For the past 18 months, media outlets in Japan and abroad have looked approvingly upon Prime Minister Shinzo Abe's efforts to improve the country's economic future through proactive measures dubbed "Abenomics." The goal is to spur inflation so that companies can make more money and increase pay, thus raising consumption, tax revenues, etc. However, the plan's long-term success relies on one factor that is not at all assured: a stable population.
Local media have reacted with alarm over the results of a study released May 8 by the National Institute of Population and Social Security Research that says 49.8 percent of Japan's municipalities will see their populations of women between the ages of 20 and 39 decline by more than half by 2040. Smaller localities may cease to exist because there will be no economic base with which to maintain welfare services, schools and public transportation.

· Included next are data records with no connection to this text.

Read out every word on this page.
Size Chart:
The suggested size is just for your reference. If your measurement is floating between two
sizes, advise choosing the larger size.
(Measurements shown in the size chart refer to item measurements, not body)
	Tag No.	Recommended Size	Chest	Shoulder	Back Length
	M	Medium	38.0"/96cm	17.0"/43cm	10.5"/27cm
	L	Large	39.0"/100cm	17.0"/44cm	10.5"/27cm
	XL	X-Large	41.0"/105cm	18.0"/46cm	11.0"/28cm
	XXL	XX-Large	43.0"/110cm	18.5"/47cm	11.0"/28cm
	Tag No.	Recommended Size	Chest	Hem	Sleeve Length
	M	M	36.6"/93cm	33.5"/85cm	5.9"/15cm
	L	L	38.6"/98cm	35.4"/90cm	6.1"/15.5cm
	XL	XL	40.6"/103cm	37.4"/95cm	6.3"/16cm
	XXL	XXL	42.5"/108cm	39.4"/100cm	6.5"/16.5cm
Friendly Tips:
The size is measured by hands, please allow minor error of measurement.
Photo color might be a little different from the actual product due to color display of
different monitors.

An article in Tokyo Shimbun analyzing the report pointed out that 80 percent of these at-risk municipalities are in five prefectures — Aomori, Iwate, Akita, Yamagata and Shimane — all of which already show lopsided demographics. The portion of elderly is high, and many of the employment opportunities for younger women in these areas are in the medical and nursing fields. As people die and are not replaced, these workers will be compelled to go elsewhere, thus draining the area of women even before they have a chance to get married and settle down. A corollary mission of Abenomics is to get more women into the workforce, and in order to make that happen they will have to go to where the work is — cities.